New Reporting Requirements - A Foreign Concept For Many Taxpayers

 

By Dave Porter, Law Offices of David B. Porter

 

The Internal Revenue Service is imposing more and more reporting requirements on taxpayers in order to try to verify that U.S. citizens and residents are reporting their worldwide income and paying the correct tax.

Most taxpayers know by now that there is a reporting obligation to file a Form 90-22.1 Report of Foreign Bank and Financial Accounts (FBAR) if they have foreign accounts with an aggregate value of more than $10,000 during the calendar year.

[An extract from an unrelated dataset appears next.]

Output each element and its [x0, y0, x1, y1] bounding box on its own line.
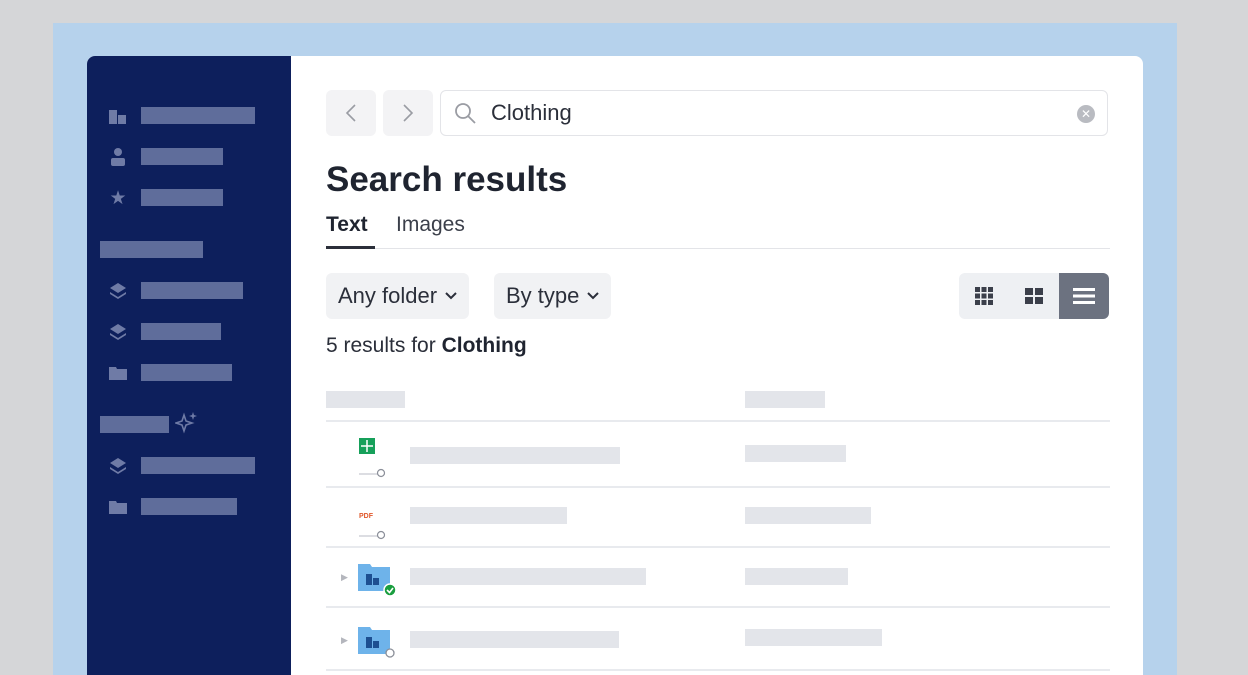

Now, there is an additional reporting requirement for U.S. taxpayers with foreign accounts. As part of the Foreign Account Tax Compliance Act of 2010, a new form — Form 8938 Statement of Specified Foreign Financial Assets— is required to be filed by many taxpayers with their income tax returns.

The new act requires an individual living in the U.S. who holds any interest in a specified foreign financial asset, including an account maintained at a foreign financial institution, to report certain information to the IRS if the aggregate value exceeds $50,000 on the last day of the year, or $75,000 on any day of the year. There are other thresholds for married individuals and those living abroad.

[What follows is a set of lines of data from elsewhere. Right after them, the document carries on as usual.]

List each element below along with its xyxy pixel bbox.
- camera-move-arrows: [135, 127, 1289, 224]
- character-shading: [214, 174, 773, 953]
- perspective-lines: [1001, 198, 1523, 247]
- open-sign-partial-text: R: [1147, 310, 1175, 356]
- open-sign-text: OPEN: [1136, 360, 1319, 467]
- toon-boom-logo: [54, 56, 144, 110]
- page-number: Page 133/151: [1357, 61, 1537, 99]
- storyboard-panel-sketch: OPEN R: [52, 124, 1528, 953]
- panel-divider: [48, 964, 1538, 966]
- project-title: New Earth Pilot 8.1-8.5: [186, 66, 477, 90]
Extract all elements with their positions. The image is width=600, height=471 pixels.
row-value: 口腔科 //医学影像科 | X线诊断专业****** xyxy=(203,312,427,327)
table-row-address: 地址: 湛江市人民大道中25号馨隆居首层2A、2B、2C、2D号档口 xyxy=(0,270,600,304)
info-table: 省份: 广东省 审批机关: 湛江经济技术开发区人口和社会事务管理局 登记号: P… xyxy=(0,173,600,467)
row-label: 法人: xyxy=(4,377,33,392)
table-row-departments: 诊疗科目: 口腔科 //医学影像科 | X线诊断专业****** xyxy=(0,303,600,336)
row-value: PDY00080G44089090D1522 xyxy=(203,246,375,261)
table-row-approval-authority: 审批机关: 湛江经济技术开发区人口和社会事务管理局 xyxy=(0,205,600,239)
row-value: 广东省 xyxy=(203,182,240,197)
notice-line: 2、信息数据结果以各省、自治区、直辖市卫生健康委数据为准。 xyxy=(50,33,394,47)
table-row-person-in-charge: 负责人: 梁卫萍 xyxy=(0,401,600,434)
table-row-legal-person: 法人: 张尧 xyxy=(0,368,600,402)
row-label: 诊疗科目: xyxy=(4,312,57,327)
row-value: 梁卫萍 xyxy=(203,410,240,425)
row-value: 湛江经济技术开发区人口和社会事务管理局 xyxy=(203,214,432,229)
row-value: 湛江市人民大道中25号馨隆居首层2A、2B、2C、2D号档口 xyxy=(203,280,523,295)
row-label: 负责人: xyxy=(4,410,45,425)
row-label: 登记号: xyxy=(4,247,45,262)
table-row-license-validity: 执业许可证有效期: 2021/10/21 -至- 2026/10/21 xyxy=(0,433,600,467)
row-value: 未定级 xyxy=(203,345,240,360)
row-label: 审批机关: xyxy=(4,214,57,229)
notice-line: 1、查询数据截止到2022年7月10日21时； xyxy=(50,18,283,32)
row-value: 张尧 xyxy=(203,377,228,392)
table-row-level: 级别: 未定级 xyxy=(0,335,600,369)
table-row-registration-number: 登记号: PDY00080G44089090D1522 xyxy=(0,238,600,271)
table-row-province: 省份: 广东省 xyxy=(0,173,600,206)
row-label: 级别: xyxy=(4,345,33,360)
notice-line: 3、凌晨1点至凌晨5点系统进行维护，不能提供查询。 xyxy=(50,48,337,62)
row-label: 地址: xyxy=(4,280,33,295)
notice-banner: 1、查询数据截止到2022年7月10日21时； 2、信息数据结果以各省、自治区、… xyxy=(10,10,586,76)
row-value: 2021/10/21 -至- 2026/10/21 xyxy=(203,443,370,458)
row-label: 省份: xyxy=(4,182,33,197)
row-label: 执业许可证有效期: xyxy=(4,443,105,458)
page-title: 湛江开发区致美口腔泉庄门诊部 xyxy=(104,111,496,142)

There are overlaps between the information to be reported on Form 8938 and the FBAR. However, Form 8938 does not replace the FBAR. Taxpayers may now be required to file both forms!

Presently, only individuals must file Form 8938. Domestic entities are not required to file Form 8938 yet, although they remain subject to the other numerous information reporting forms.

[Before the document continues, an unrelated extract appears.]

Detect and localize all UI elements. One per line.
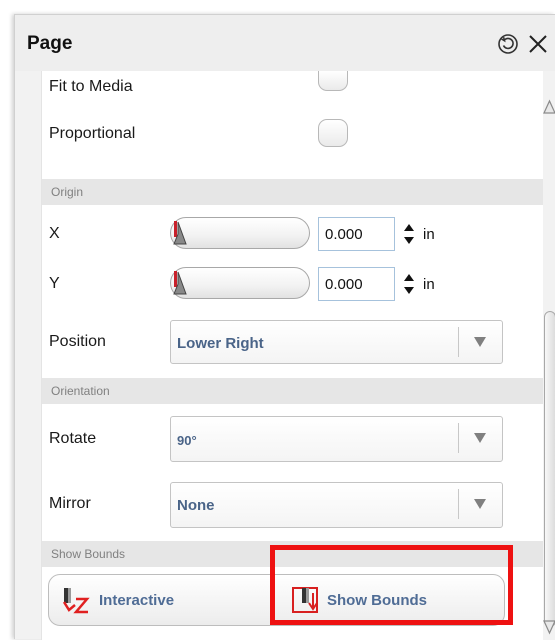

A $10,000 penalty applies for failure to file a Form 8938, and the penalty is increased by an additional $10,000 (up to a maximum of $50,000) for each 30 day period the failure continues after the IRS mails a notice about the omission.

If Form 8938 is not filed or a foreign financial asset is not reported on Form 8938, then the statute of limitations to audit those items does not begin to run.

We have a self-reporting income tax system, and the IRS needs people to fess up. On January 9, 2012, the IRS announced that it has reopened the offshore voluntary disclosure program (OVDP). The previous two programs resulted in the collection of more than $4.4 billion for the IRS. The penalties under the OVDP have been increased, but there is currently no deadline to apply for the OVDP.